With that in mind, let’s look at other pros and cons of each.
Energy use: while not great for landfill, they don’t use energy through repeated washing like reusables do.
Convenience: just chuck them away when you’re done.
Absorbency: modern disposable nappies are able to hold many times their own weight in liquid.
Waste: as discussed above, you’ll be throwing away around 5,000 nappies – not an insignificant number. These will rot in landfill for 500 years, slowly releasing 630kg of methane into the atmosphere.
Cost: a big factor affecting a parent’s decisions. 5,000 disposables are likely to cost around £800 in total.
Stockage: it’s constant shopping, plus the carrying and storing of those big bulky bags.
Waste: using reusable nappies significantly reduces the amount of waste in landfill. And they save space at home too.

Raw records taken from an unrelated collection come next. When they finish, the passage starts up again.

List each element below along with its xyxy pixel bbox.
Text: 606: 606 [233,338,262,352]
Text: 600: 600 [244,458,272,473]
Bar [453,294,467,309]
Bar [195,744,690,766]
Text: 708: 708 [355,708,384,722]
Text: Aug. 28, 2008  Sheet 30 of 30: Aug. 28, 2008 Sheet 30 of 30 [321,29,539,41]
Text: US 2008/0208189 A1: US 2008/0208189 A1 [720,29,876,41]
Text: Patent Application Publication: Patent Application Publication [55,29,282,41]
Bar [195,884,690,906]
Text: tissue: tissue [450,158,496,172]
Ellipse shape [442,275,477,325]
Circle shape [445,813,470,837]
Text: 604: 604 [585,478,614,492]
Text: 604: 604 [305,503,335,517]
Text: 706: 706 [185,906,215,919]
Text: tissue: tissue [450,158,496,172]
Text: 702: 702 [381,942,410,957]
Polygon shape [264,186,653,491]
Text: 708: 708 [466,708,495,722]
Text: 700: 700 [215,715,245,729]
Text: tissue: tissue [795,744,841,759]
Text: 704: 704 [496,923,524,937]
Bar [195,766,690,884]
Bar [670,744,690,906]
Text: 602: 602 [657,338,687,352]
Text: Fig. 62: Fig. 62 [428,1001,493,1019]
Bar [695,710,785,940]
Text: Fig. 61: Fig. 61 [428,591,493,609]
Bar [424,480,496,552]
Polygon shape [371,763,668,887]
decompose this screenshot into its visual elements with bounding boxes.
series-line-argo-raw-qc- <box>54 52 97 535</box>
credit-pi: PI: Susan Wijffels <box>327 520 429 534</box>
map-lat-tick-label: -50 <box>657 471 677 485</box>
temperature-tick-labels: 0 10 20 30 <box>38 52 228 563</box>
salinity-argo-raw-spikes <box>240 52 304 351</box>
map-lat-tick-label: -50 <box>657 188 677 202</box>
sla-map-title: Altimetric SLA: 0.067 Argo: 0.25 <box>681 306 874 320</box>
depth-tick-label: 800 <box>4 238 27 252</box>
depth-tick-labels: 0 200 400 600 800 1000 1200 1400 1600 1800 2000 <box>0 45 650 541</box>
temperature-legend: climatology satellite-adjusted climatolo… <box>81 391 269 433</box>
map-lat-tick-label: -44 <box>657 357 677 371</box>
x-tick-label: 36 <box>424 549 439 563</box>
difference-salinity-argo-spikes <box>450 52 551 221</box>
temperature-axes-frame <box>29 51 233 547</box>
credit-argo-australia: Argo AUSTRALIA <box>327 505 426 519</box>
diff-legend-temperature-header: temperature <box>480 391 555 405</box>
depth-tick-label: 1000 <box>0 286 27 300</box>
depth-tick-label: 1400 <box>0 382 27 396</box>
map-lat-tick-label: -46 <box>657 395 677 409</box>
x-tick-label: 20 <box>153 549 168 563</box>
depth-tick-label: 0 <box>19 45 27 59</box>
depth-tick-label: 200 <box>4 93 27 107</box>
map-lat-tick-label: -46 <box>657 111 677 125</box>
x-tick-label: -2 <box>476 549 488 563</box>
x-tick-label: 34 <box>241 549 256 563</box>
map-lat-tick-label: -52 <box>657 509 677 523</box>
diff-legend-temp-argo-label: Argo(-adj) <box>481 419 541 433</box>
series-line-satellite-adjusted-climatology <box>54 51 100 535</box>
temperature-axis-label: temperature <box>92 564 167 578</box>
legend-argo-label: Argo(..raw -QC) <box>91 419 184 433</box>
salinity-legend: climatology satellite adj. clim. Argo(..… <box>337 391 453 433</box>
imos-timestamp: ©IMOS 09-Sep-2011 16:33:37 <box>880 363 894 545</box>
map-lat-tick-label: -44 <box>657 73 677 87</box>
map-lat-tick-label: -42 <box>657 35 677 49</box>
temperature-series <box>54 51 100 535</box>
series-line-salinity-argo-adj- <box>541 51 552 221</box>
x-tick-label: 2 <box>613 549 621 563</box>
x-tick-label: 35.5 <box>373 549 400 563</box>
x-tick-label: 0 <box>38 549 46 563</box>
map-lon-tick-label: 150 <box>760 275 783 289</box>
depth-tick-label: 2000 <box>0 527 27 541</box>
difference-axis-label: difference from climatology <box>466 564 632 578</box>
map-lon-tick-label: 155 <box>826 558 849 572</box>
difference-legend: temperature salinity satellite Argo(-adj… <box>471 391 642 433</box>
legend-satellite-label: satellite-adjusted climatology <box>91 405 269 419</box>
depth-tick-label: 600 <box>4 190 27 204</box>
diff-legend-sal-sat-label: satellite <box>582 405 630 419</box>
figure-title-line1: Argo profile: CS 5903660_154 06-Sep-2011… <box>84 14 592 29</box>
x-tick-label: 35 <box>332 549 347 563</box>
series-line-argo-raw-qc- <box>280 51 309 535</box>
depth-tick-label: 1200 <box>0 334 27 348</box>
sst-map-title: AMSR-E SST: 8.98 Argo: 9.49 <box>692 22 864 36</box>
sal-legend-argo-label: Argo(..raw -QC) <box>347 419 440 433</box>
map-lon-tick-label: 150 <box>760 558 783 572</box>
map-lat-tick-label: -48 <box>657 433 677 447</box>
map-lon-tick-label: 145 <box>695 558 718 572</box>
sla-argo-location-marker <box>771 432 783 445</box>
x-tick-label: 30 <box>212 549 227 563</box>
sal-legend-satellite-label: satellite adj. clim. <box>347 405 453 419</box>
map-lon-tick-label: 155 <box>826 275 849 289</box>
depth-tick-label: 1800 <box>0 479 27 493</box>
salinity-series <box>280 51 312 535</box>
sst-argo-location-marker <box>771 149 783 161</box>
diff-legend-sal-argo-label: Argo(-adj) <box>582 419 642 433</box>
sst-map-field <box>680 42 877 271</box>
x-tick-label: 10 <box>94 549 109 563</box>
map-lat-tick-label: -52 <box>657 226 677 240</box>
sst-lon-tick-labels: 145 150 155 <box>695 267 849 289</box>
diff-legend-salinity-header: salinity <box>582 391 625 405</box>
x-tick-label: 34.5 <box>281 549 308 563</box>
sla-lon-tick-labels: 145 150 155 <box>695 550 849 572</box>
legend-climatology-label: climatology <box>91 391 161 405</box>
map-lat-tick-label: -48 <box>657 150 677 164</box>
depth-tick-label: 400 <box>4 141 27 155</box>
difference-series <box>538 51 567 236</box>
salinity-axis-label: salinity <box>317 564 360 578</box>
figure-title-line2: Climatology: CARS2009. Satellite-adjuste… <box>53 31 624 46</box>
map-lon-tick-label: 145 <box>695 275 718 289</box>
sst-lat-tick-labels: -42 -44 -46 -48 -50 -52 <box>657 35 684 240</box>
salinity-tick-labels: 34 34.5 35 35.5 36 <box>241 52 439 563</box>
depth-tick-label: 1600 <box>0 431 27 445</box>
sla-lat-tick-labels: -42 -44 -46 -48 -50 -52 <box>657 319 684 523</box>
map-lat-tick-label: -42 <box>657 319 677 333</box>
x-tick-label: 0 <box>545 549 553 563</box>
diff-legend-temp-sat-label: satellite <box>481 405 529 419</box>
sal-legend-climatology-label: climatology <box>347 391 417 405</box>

Price: according to the Go Real nappy information service, it’ll cost between £70 and £250, plus £1 per week in costs for washing. These savings are greater if the nappies are then used for a second baby.
Incentives: many councils offer reusable nappy incentives through cashback, vouchers or trial kits. Ask your local authority for details of a scheme in your area.
Convenience: it’s hard enough juggling the pressures of parenthood without having to find time and space to wash nappies.
Cash up front: Although cheaper in the long run, parents need to cough up between £300-£400 at the outset. Impossible for many families.
Energy use: unless managed carefully, reusable nappies can create just as many carbon emissions as disposables.
Other things to consider
If you like the idea of reusable nappies but are put off by the faff involved, considering enlisting the help of a nappy washing service. A growing number of companies will collect, launder and return your nappies.
If you’re swaying towards the convenience of disposables, but are concerned about the environmental implications, check out the more eco-friendly options available on the market. Some brands, such as Nature Babycare are made from biodegradable material, which lessen the landfill impact.
And recycling may soon be an option. New technology could make it possible to turn soiled nappies into useful materials, like cat litter and insulation.